Lösungen für den starken Zuwachs an PV-Anlagen bieten intelligente Betriebsmittel, die von der Westnetz vermehrt eingesetzt werden. In Rees, Sonsbeck und Hamminkeln hat der RWE-Verteilnetzbetreiber bereits regelbare Ortsnetzstationen in das Netz integriert. Sie gleichen Leistungsschwankungen aus, wenn nachts und an sonnenarmen Tagen die Photovoltaik-Anlagen keine Leistung in das Stromnetz einspeisen. So sichern die Stationen eine gleichmäßige Spannung im Netz und gewährleisten damit eine sichere Stromversorgung. Gleichzeitig erhöht sie die Aufnahmekapazität des Netzes für erneuerbare Energien ohne kapitalintensiven Netzausbau.

Am Niederrhein steuert die Netzleitstelle in der Umspannanlage Niederrhein die Stromversorgung von etwa 550.000 Haushalten. Zu den wichtigsten Aufgaben des Teams der Netzführung zählt die Überwachung des Verteilnetzes und die Steuerung von Zu- und Abschaltungen von Leitungen und technischen Anlagen.

Die RWE Deutschland AG mit Sitz in Essen verantwortet die deutschen Aktivitäten des RWE-Konzerns in den Bereichen Netz, Vertrieb und Energieeffizienz und führt die deutschen Regionalgesellschaften.
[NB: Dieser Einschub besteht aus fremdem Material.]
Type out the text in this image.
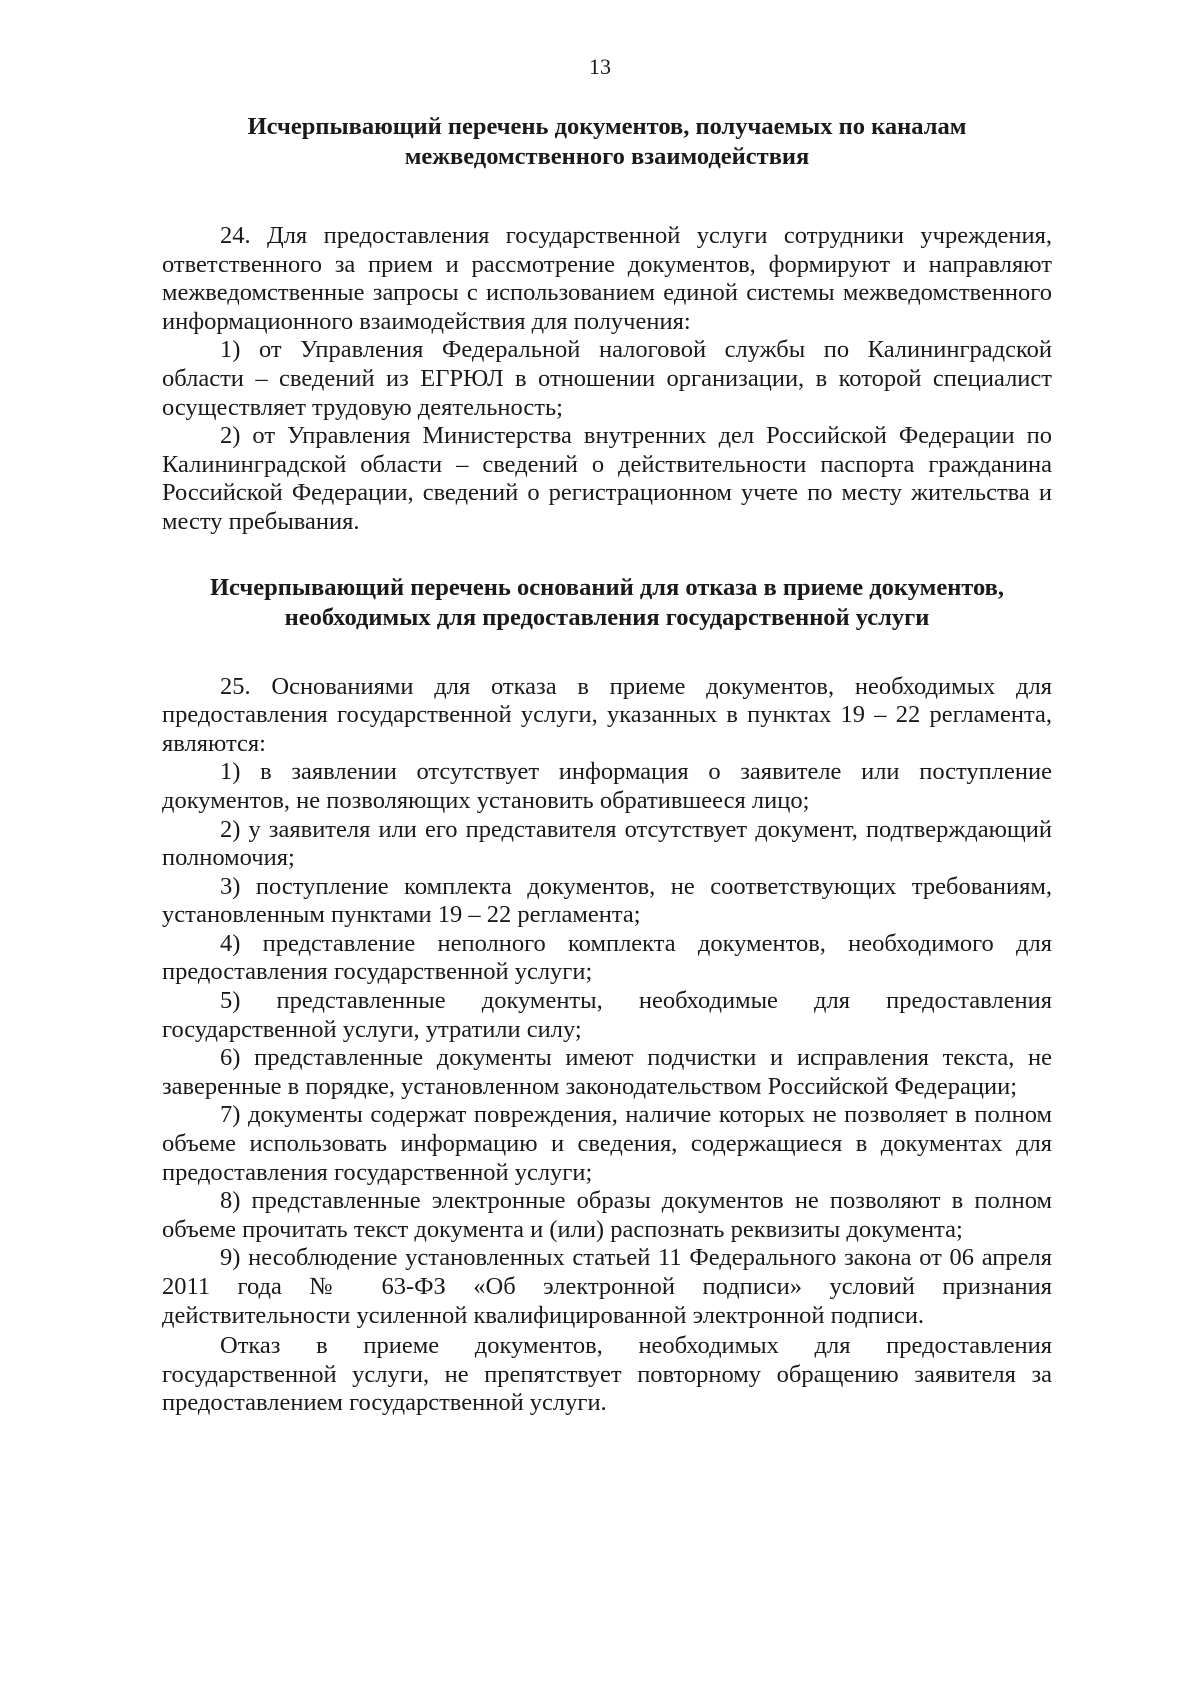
13

Исчерпывающий перечень документов, получаемых по каналам
межведомственного взаимодействия

24. Для предоставления государственной услуги сотрудники учреждения, ответственного за прием и рассмотрение документов, формируют и направляют межведомственные запросы с использованием единой системы межведомственного информационного взаимодействия для получения:

1) от Управления Федеральной налоговой службы по Калининградской области – сведений из ЕГРЮЛ в отношении организации, в которой специалист осуществляет трудовую деятельность;

2) от Управления Министерства внутренних дел Российской Федерации по Калининградской области – сведений о действительности паспорта гражданина Российской Федерации, сведений о регистрационном учете по месту жительства и месту пребывания.

Исчерпывающий перечень оснований для отказа в приеме документов,
необходимых для предоставления государственной услуги

25. Основаниями для отказа в приеме документов, необходимых для предоставления государственной услуги, указанных в пунктах 19 – 22 регламента, являются:

1) в заявлении отсутствует информация о заявителе или поступление документов, не позволяющих установить обратившееся лицо;

2) у заявителя или его представителя отсутствует документ, подтверждающий полномочия;

3) поступление комплекта документов, не соответствующих требованиям, установленным пунктами 19 – 22 регламента;

4) представление неполного комплекта документов, необходимого для предоставления государственной услуги;

5) представленные документы, необходимые для предоставления государственной услуги, утратили силу;

6) представленные документы имеют подчистки и исправления текста, не заверенные в порядке, установленном законодательством Российской Федерации;

7) документы содержат повреждения, наличие которых не позволяет в полном объеме использовать информацию и сведения, содержащиеся в документах для предоставления государственной услуги;

8) представленные электронные образы документов не позволяют в полном объеме прочитать текст документа и (или) распознать реквизиты документа;

9) несоблюдение установленных статьей 11 Федерального закона от 06 апреля 2011 года № 63-ФЗ «Об электронной подписи» условий признания действительности усиленной квалифицированной электронной подписи.

Отказ в приеме документов, необходимых для предоставления государственной услуги, не препятствует повторному обращению заявителя за предоставлением государственной услуги.
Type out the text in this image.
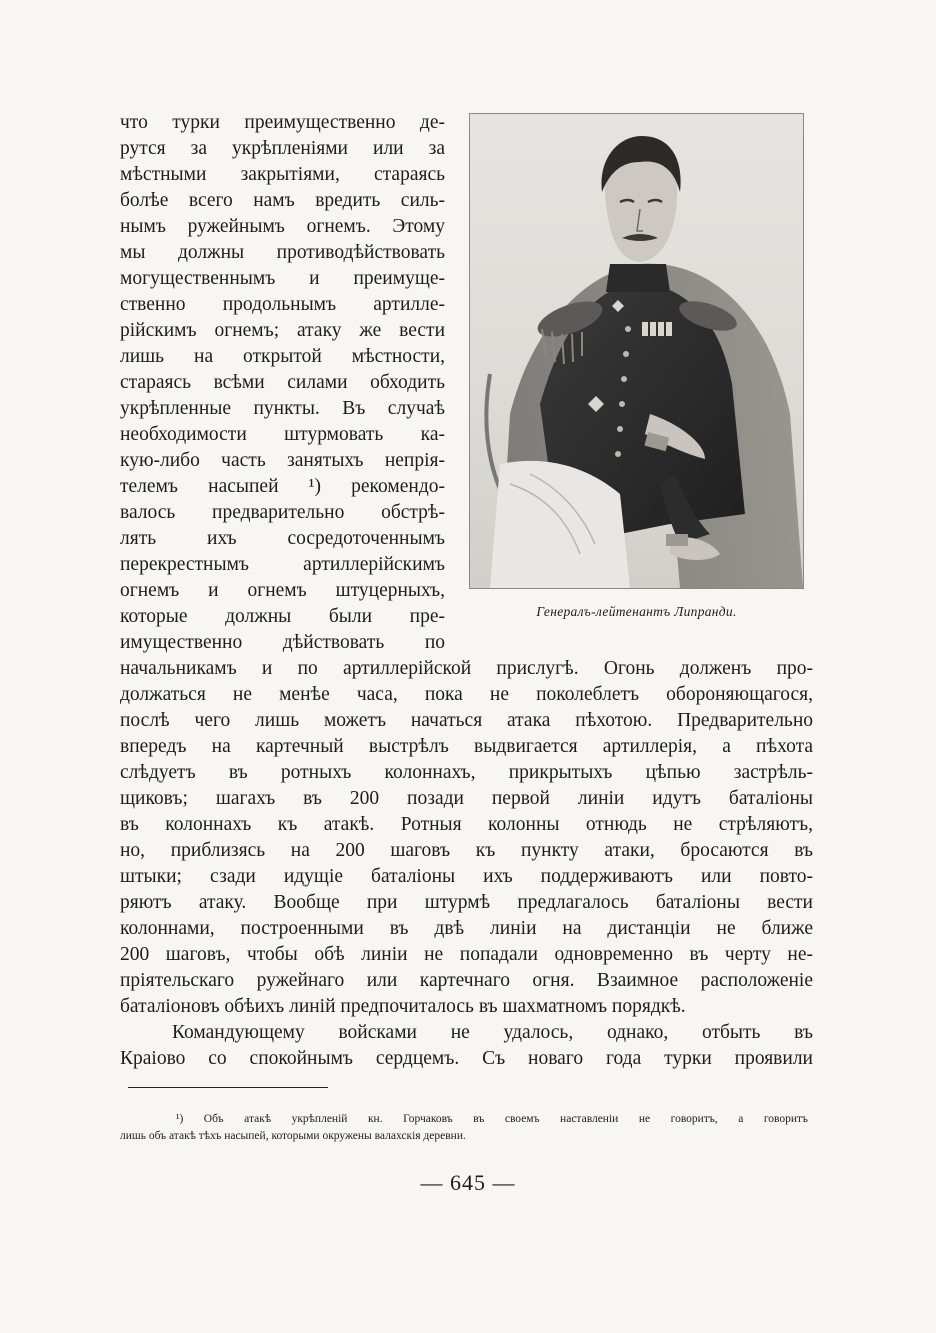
что турки преимущественно де-
рутся за укрѣпленіями или за
мѣстными закрытіями, стараясь
болѣе всего намъ вредить силь-
нымъ ружейнымъ огнемъ. Этому
мы должны противодѣйствовать
могущественнымъ и преимуще-
ственно продольнымъ артилле-
рійскимъ огнемъ; атаку же вести
лишь на открытой мѣстности,
стараясь всѣми силами обходить
укрѣпленные пункты. Въ случаѣ
необходимости штурмовать ка-
кую-либо часть занятыхъ непрія-
телемъ насыпей ¹) рекомендо-
валось предварительно обстрѣ-
лять ихъ сосредоточеннымъ
перекрестнымъ артиллерійскимъ
огнемъ и огнемъ штуцерныхъ,
которые должны были пре-
имущественно дѣйствовать по
Генералъ-лейтенантъ Липранди.
начальникамъ и по артиллерійской прислугѣ. Огонь долженъ про-
должаться не менѣе часа, пока не поколеблетъ обороняющагося,
послѣ чего лишь можетъ начаться атака пѣхотою. Предварительно
впередъ на картечный выстрѣлъ выдвигается артиллерія, а пѣхота
слѣдуетъ въ ротныхъ колоннахъ, прикрытыхъ цѣпью застрѣль-
щиковъ; шагахъ въ 200 позади первой линіи идутъ баталіоны
въ колоннахъ къ атакѣ. Ротныя колонны отнюдь не стрѣляютъ,
но, приблизясь на 200 шаговъ къ пункту атаки, бросаются въ
штыки; сзади идущіе баталіоны ихъ поддерживаютъ или повто-
ряютъ атаку. Вообще при штурмѣ предлагалось баталіоны вести
колоннами, построенными въ двѣ линіи на дистанціи не ближе
200 шаговъ, чтобы обѣ линіи не попадали одновременно въ черту не-
пріятельскаго ружейнаго или картечнаго огня. Взаимное расположеніе
баталіоновъ обѣихъ линій предпочиталось въ шахматномъ порядкѣ.
Командующему войсками не удалось, однако, отбыть въ
Краіово со спокойнымъ сердцемъ. Съ новаго года турки проявили
¹) Объ атакѣ укрѣпленій кн. Горчаковъ въ своемъ наставленіи не говоритъ, а говоритъ
лишь объ атакѣ тѣхъ насыпей, которыми окружены валахскія деревни.
— 645 —
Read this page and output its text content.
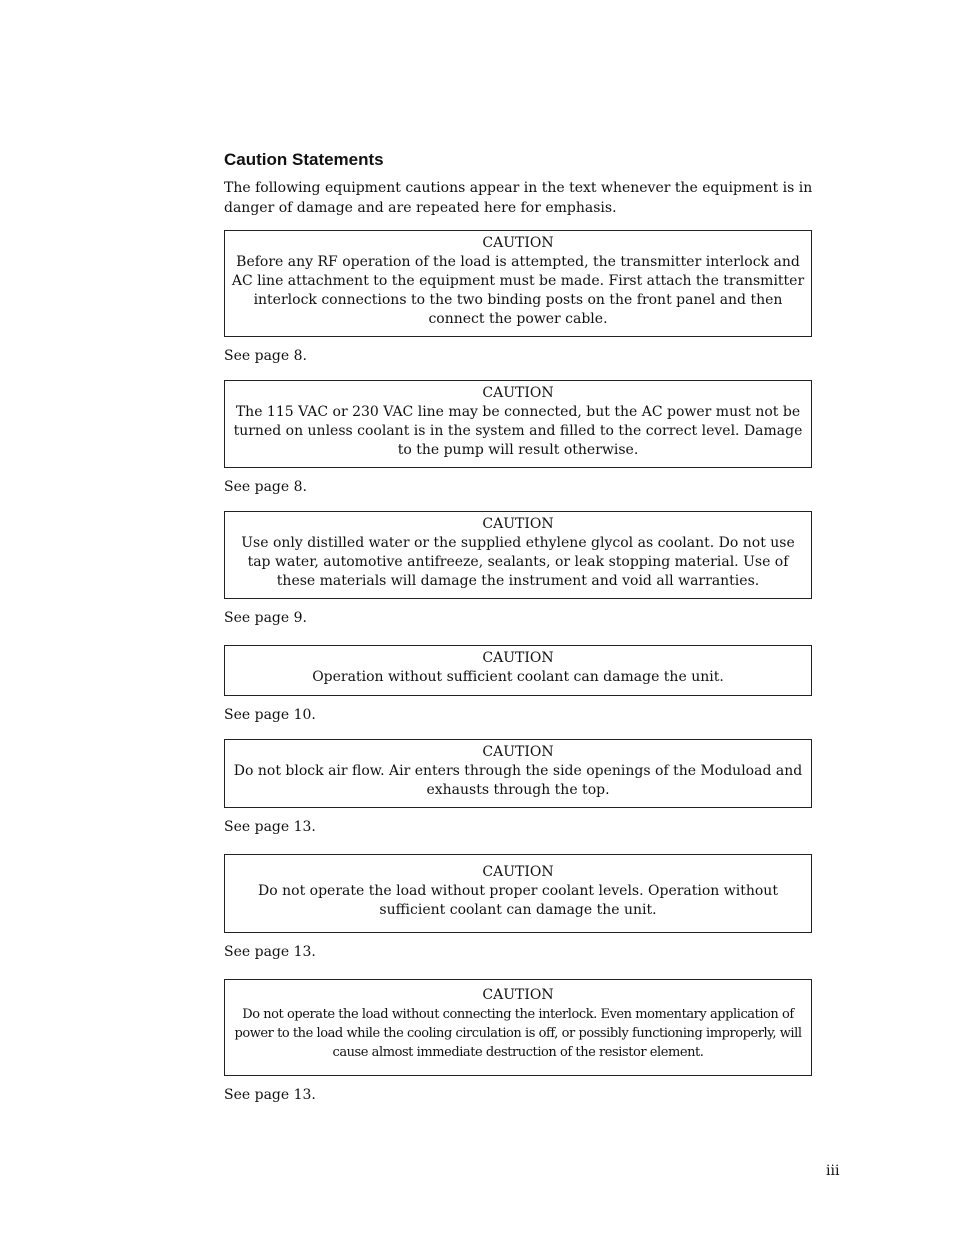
Caution Statements

The following equipment cautions appear in the text whenever the equipment is in danger of damage and are repeated here for emphasis.

CAUTION
Before any RF operation of the load is attempted, the transmitter interlock and AC line attachment to the equipment must be made. First attach the transmitter interlock connections to the two binding posts on the front panel and then connect the power cable.
See page 8.
CAUTION
The 115 VAC or 230 VAC line may be connected, but the AC power must not be turned on unless coolant is in the system and filled to the correct level. Damage to the pump will result otherwise.
See page 8.
CAUTION
Use only distilled water or the supplied ethylene glycol as coolant. Do not use tap water, automotive antifreeze, sealants, or leak stopping material. Use of these materials will damage the instrument and void all warranties.
See page 9.
CAUTION
Operation without sufficient coolant can damage the unit.
See page 10.
CAUTION
Do not block air flow. Air enters through the side openings of the Moduload and exhausts through the top.
See page 13.
CAUTION
Do not operate the load without proper coolant levels. Operation without sufficient coolant can damage the unit.
See page 13.
CAUTION
Do not operate the load without connecting the interlock. Even momentary application of power to the load while the cooling circulation is off, or possibly functioning improperly, will cause almost immediate destruction of the resistor element.
See page 13.
iii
Das Unternehmen verfügt über rechtlich eigenständige Tochter-gesellschaften für den Vertrieb, den Verteilnetzbetrieb, das Zählerwesen und den Vertrieb technischer Dienstleistungen. Weitere Töchter sind für die Aktivitäten rund um die Energieeffizienz einschließlich Elektromobilität und für die Gasspeicher verantwortlich. Sie ist an rund 70 regionalen und kommunalen Energieversorgern beteiligt und beschäftigt rund 19.000 Mitarbeiter.